Depois de pensar um pouco e fazer algumas comparações pouco científicas, decidi que esse ano vou me dedicar a aprender Lisp de maneira decente. Lisp é uma linguagem que sempre foi do meu agrado e cheguei a dedicar um pouco mais de tempo a ela na forma de Emacs Lisp. E, como o Luiz me lembrou, se eu quero aprender uma linguagem funcional e ao mesmo tempo experimentar mais a fundo com meta-programação, Lisp é a linguagem ideal.
Io me deixou bastante tentado. Quando mais eu lia sobre essa minúscula linguagem, mais interessante me parecia. Só perdeu para o Lisp porque eu realmente quero pode falar com mais consistência sobre uma linguagem que já admiro há muito. Haskell é outra que sempre me atraiu bastante, mas eu vou poder experimentar com bastante coisa similar trabalhando com Lisp.
Uma outra vantagem enorme de Lisp é que meu editor favorito, o Emacs, possui um tremendo suporte para a mesma na forma do Slime, o Superior Lisp Interaction Mode for Emacs. Além de suportar basicamente todas implementações Lisp em uso atualmente, o Slime é o melhor REPL com o qual experimentei.
Alias, o SLIME é quase um IDE psíquico, capaz de adivinhar o que você está querendo enquanto você escreve. Além das funções normais de edição, compilação e execução, a parte de documentação e de ajuda à definição é muito boa. Eu gosto especialmente da parte de fuzzy completion que permite que você digite parte de um comando qualquer e ele sugira as escolhas prováveis.
Meu ambiente, resumido, é o seguinte:
- Emacs (Carbon Emacs)
- SBCL e CLISP, que são minhas implementações favoritas
- Slime, é claro
- Hyperspec instalado localmente e integrado ao Slime
E como material de apoio:
- On Lisp, por Paul Graham
- Pratical Common Lisp, por Peter Seibel
- Using Slime, um screecast excelente sobre o mesmo (MOV, Torrent)
Agora é só meter a mão na massa. UCW é um dos próximos passos.

Este ano eu vou estudar é Emacs Lisp, talvez eu engrene com Lisp também!
Não gosta de Scheme não?
Eu comecei a brincar com Scheme quando estava vendo os vídeos do SICP mas acabei parando quando não tive mais tempo de assistir as aulas. E como Scheme é um dialeto de Lisp, acho que estudando uma dá para ter uma boa noção da outra.
Minha dúvida é,
Vale a pena aprender emacs?
Ouço tanto falar sobre ele… Mas parece que pra você ficar produtivo em emacs leva um bom tempo.

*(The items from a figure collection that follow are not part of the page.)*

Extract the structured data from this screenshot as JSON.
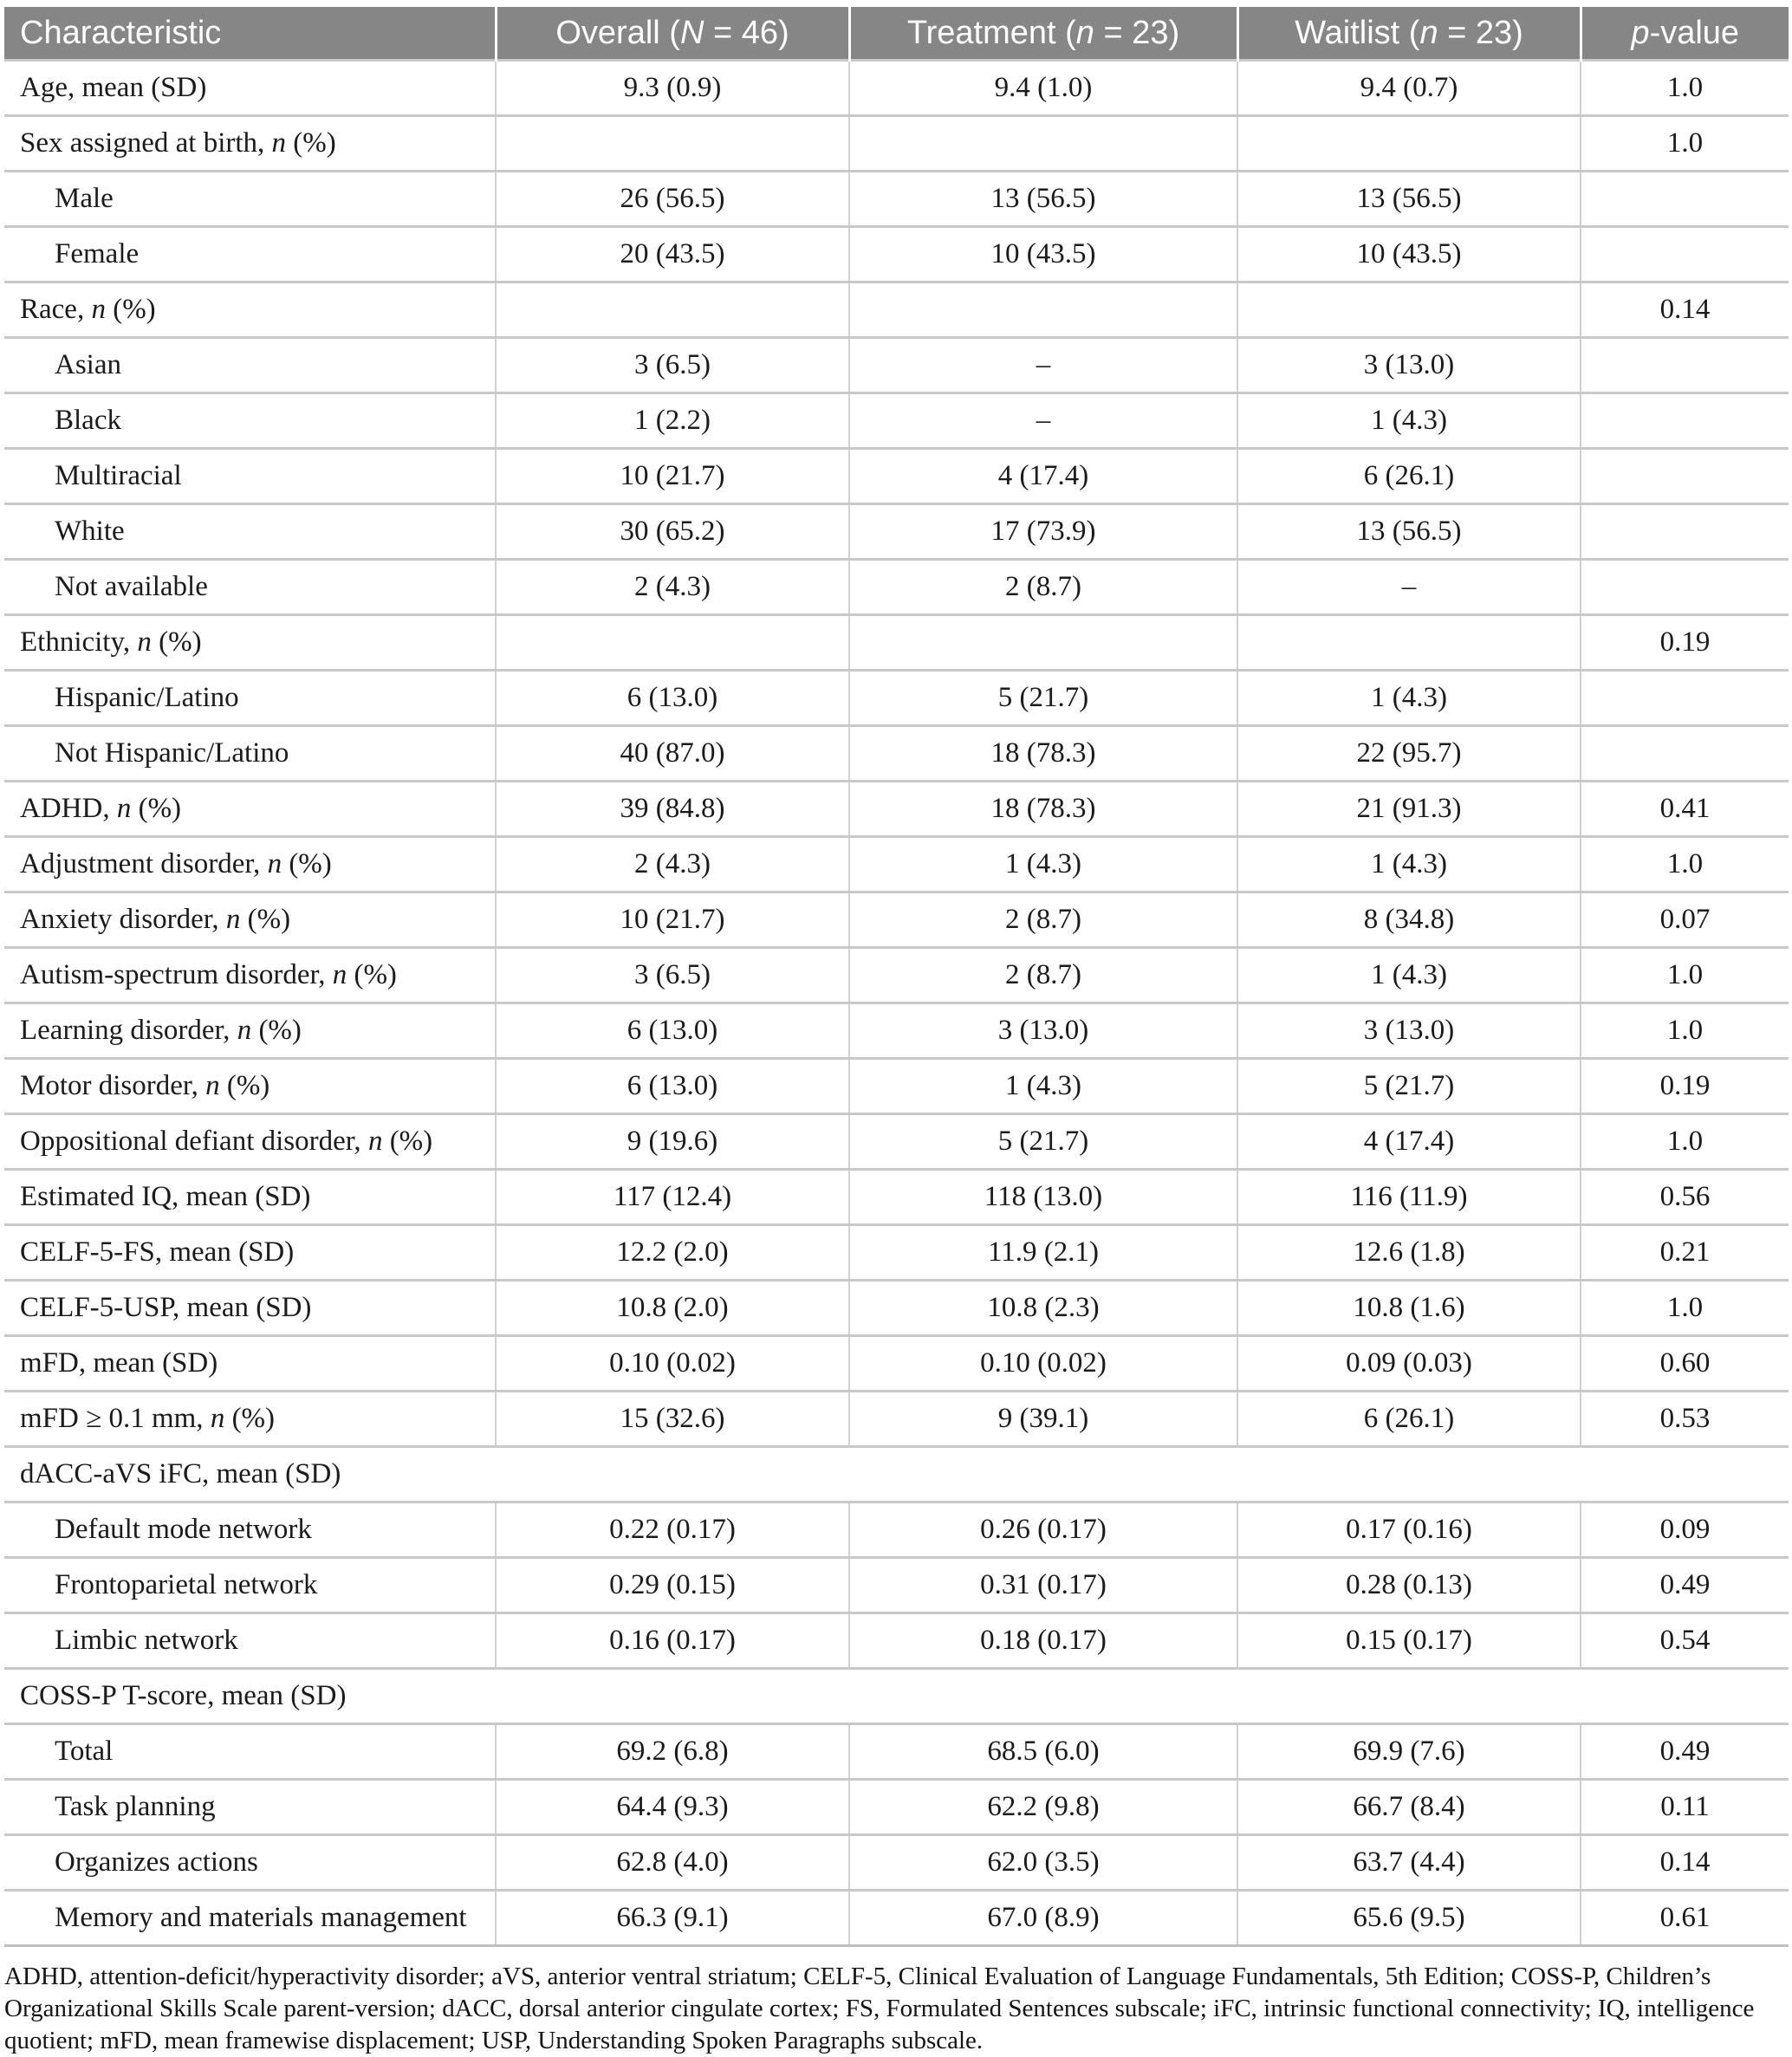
{
  "theme": {
    "header_bg": "#868686",
    "header_text": "#ffffff",
    "grid_line": "#c9c9c9",
    "grid_line_light": "#d2d2d2",
    "grid_line_strong": "#bfbfbf"
  },
  "table": {
    "header": [
      {
        "pre": "Characteristic",
        "it": "",
        "suf": ""
      },
      {
        "pre": "Overall (",
        "it": "N",
        "suf": " = 46)"
      },
      {
        "pre": "Treatment (",
        "it": "n",
        "suf": " = 23)"
      },
      {
        "pre": "Waitlist (",
        "it": "n",
        "suf": " = 23)"
      },
      {
        "pre": "",
        "it": "p",
        "suf": "-value"
      }
    ],
    "rows": [
      {
        "label": "Age, mean (SD)",
        "indent": false,
        "span": false,
        "overall": "9.3 (0.9)",
        "treatment": "9.4 (1.0)",
        "waitlist": "9.4 (0.7)",
        "p": "1.0"
      },
      {
        "label": "Sex assigned at birth, ",
        "label_italic": "n",
        "label_suffix": " (%)",
        "indent": false,
        "span": false,
        "overall": "",
        "treatment": "",
        "waitlist": "",
        "p": "1.0"
      },
      {
        "label": "Male",
        "indent": true,
        "span": false,
        "overall": "26 (56.5)",
        "treatment": "13 (56.5)",
        "waitlist": "13 (56.5)",
        "p": ""
      },
      {
        "label": "Female",
        "indent": true,
        "span": false,
        "overall": "20 (43.5)",
        "treatment": "10 (43.5)",
        "waitlist": "10 (43.5)",
        "p": ""
      },
      {
        "label": "Race, ",
        "label_italic": "n",
        "label_suffix": " (%)",
        "indent": false,
        "span": false,
        "overall": "",
        "treatment": "",
        "waitlist": "",
        "p": "0.14"
      },
      {
        "label": "Asian",
        "indent": true,
        "span": false,
        "overall": "3 (6.5)",
        "treatment": "–",
        "waitlist": "3 (13.0)",
        "p": ""
      },
      {
        "label": "Black",
        "indent": true,
        "span": false,
        "overall": "1 (2.2)",
        "treatment": "–",
        "waitlist": "1 (4.3)",
        "p": ""
      },
      {
        "label": "Multiracial",
        "indent": true,
        "span": false,
        "overall": "10 (21.7)",
        "treatment": "4 (17.4)",
        "waitlist": "6 (26.1)",
        "p": ""
      },
      {
        "label": "White",
        "indent": true,
        "span": false,
        "overall": "30 (65.2)",
        "treatment": "17 (73.9)",
        "waitlist": "13 (56.5)",
        "p": ""
      },
      {
        "label": "Not available",
        "indent": true,
        "span": false,
        "overall": "2 (4.3)",
        "treatment": "2 (8.7)",
        "waitlist": "–",
        "p": ""
      },
      {
        "label": "Ethnicity, ",
        "label_italic": "n",
        "label_suffix": " (%)",
        "indent": false,
        "span": false,
        "overall": "",
        "treatment": "",
        "waitlist": "",
        "p": "0.19"
      },
      {
        "label": "Hispanic/Latino",
        "indent": true,
        "span": false,
        "overall": "6 (13.0)",
        "treatment": "5 (21.7)",
        "waitlist": "1 (4.3)",
        "p": ""
      },
      {
        "label": "Not Hispanic/Latino",
        "indent": true,
        "span": false,
        "overall": "40 (87.0)",
        "treatment": "18 (78.3)",
        "waitlist": "22 (95.7)",
        "p": ""
      },
      {
        "label": "ADHD, ",
        "label_italic": "n",
        "label_suffix": " (%)",
        "indent": false,
        "span": false,
        "overall": "39 (84.8)",
        "treatment": "18 (78.3)",
        "waitlist": "21 (91.3)",
        "p": "0.41"
      },
      {
        "label": "Adjustment disorder, ",
        "label_italic": "n",
        "label_suffix": " (%)",
        "indent": false,
        "span": false,
        "overall": "2 (4.3)",
        "treatment": "1 (4.3)",
        "waitlist": "1 (4.3)",
        "p": "1.0"
      },
      {
        "label": "Anxiety disorder, ",
        "label_italic": "n",
        "label_suffix": " (%)",
        "indent": false,
        "span": false,
        "overall": "10 (21.7)",
        "treatment": "2 (8.7)",
        "waitlist": "8 (34.8)",
        "p": "0.07"
      },
      {
        "label": "Autism-spectrum disorder, ",
        "label_italic": "n",
        "label_suffix": " (%)",
        "indent": false,
        "span": false,
        "overall": "3 (6.5)",
        "treatment": "2 (8.7)",
        "waitlist": "1 (4.3)",
        "p": "1.0"
      },
      {
        "label": "Learning disorder, ",
        "label_italic": "n",
        "label_suffix": " (%)",
        "indent": false,
        "span": false,
        "overall": "6 (13.0)",
        "treatment": "3 (13.0)",
        "waitlist": "3 (13.0)",
        "p": "1.0"
      },
      {
        "label": "Motor disorder, ",
        "label_italic": "n",
        "label_suffix": " (%)",
        "indent": false,
        "span": false,
        "overall": "6 (13.0)",
        "treatment": "1 (4.3)",
        "waitlist": "5 (21.7)",
        "p": "0.19"
      },
      {
        "label": "Oppositional defiant disorder, ",
        "label_italic": "n",
        "label_suffix": " (%)",
        "indent": false,
        "span": false,
        "overall": "9 (19.6)",
        "treatment": "5 (21.7)",
        "waitlist": "4 (17.4)",
        "p": "1.0"
      },
      {
        "label": "Estimated IQ, mean (SD)",
        "indent": false,
        "span": false,
        "overall": "117 (12.4)",
        "treatment": "118 (13.0)",
        "waitlist": "116 (11.9)",
        "p": "0.56"
      },
      {
        "label": "CELF-5-FS, mean (SD)",
        "indent": false,
        "span": false,
        "overall": "12.2 (2.0)",
        "treatment": "11.9 (2.1)",
        "waitlist": "12.6 (1.8)",
        "p": "0.21"
      },
      {
        "label": "CELF-5-USP, mean (SD)",
        "indent": false,
        "span": false,
        "overall": "10.8 (2.0)",
        "treatment": "10.8 (2.3)",
        "waitlist": "10.8 (1.6)",
        "p": "1.0"
      },
      {
        "label": "mFD, mean (SD)",
        "indent": false,
        "span": false,
        "overall": "0.10 (0.02)",
        "treatment": "0.10 (0.02)",
        "waitlist": "0.09 (0.03)",
        "p": "0.60"
      },
      {
        "label": "mFD ≥ 0.1 mm, ",
        "label_italic": "n",
        "label_suffix": " (%)",
        "indent": false,
        "span": false,
        "overall": "15 (32.6)",
        "treatment": "9 (39.1)",
        "waitlist": "6 (26.1)",
        "p": "0.53"
      },
      {
        "label": "dACC-aVS iFC, mean (SD)",
        "indent": false,
        "span": true
      },
      {
        "label": "Default mode network",
        "indent": true,
        "span": false,
        "overall": "0.22 (0.17)",
        "treatment": "0.26 (0.17)",
        "waitlist": "0.17 (0.16)",
        "p": "0.09"
      },
      {
        "label": "Frontoparietal network",
        "indent": true,
        "span": false,
        "overall": "0.29 (0.15)",
        "treatment": "0.31 (0.17)",
        "waitlist": "0.28 (0.13)",
        "p": "0.49"
      },
      {
        "label": "Limbic network",
        "indent": true,
        "span": false,
        "overall": "0.16 (0.17)",
        "treatment": "0.18 (0.17)",
        "waitlist": "0.15 (0.17)",
        "p": "0.54"
      },
      {
        "label": "COSS-P T-score, mean (SD)",
        "indent": false,
        "span": true
      },
      {
        "label": "Total",
        "indent": true,
        "span": false,
        "overall": "69.2 (6.8)",
        "treatment": "68.5 (6.0)",
        "waitlist": "69.9 (7.6)",
        "p": "0.49"
      },
      {
        "label": "Task planning",
        "indent": true,
        "span": false,
        "overall": "64.4 (9.3)",
        "treatment": "62.2 (9.8)",
        "waitlist": "66.7 (8.4)",
        "p": "0.11"
      },
      {
        "label": "Organizes actions",
        "indent": true,
        "span": false,
        "overall": "62.8 (4.0)",
        "treatment": "62.0 (3.5)",
        "waitlist": "63.7 (4.4)",
        "p": "0.14"
      },
      {
        "label": "Memory and materials management",
        "indent": true,
        "span": false,
        "overall": "66.3 (9.1)",
        "treatment": "67.0 (8.9)",
        "waitlist": "65.6 (9.5)",
        "p": "0.61"
      }
    ]
  },
  "footnote": "ADHD, attention-deficit/hyperactivity disorder; aVS, anterior ventral striatum; CELF-5, Clinical Evaluation of Language Fundamentals, 5th Edition; COSS-P, Children’s Organizational Skills Scale parent-version; dACC, dorsal anterior cingulate cortex; FS, Formulated Sentences subscale; iFC, intrinsic functional connectivity; IQ, intelligence quotient; mFD, mean framewise displacement; USP, Understanding Spoken Paragraphs subscale."
}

Ainda não escolhi entre emacs e vim, se é que um dia vou aprender um dos dois.
A curva de aprendizado do emacs é realmente alta. Mas eu acho que compensa bastante porque quando você começa a se acustomar com o ambiente, sua produtividade cresce exponencialmente. Só a enorme quantidade de modes que ele possui já bate basicamente qualquer coisa que existe na praça. É quase um sistema operacional. O modo Rails do mesmo bota qualquer outra na praça para correr, por exemplo.
Dito isso, entre vim e emacs, acho que é mais uma questão de gosto. Se você prefere modal, vim; se não, emacs. O poder de ambos, para 95% dos usuários, é mais do que suficiente.
Quanto ao emacs lisp, é um dialeto limitado e específico do Lisp. Se você vai aprender Lisp, provavelmente é melhor aprender em uma implementação completa.
Como material de apoio, sugiro também a lista do http://wiki.lisp-br.org/
Eu comecei a brincar com Lisp mas, depois de conhecer mais o Paul Graham, larguei de mão.
Eu já andei dando minhas olhadas no Wiki. Tem um bom material lá mesmo. Sobre o Paul Graham, ele é mais um zelote como os vários outros que estão se multiplicando hoje. Acho que a linguagem vai sobreviver muito bem sem ele. Eu até lia o que ele escrevia em seu blog, mas também parei depois que ele andou falando umas bobagens sobre orientação a objetos.
Ronaldo,
Daria pra citar os post em que o Graham fala as bobagens que voce citou ?
Abraços.
Procure no meu blog pelo nome dele:
http://logbr.reflectivesurface.com/index.php?s=graham
Eu escrevi algumas vezes sobre o assunto, com referências.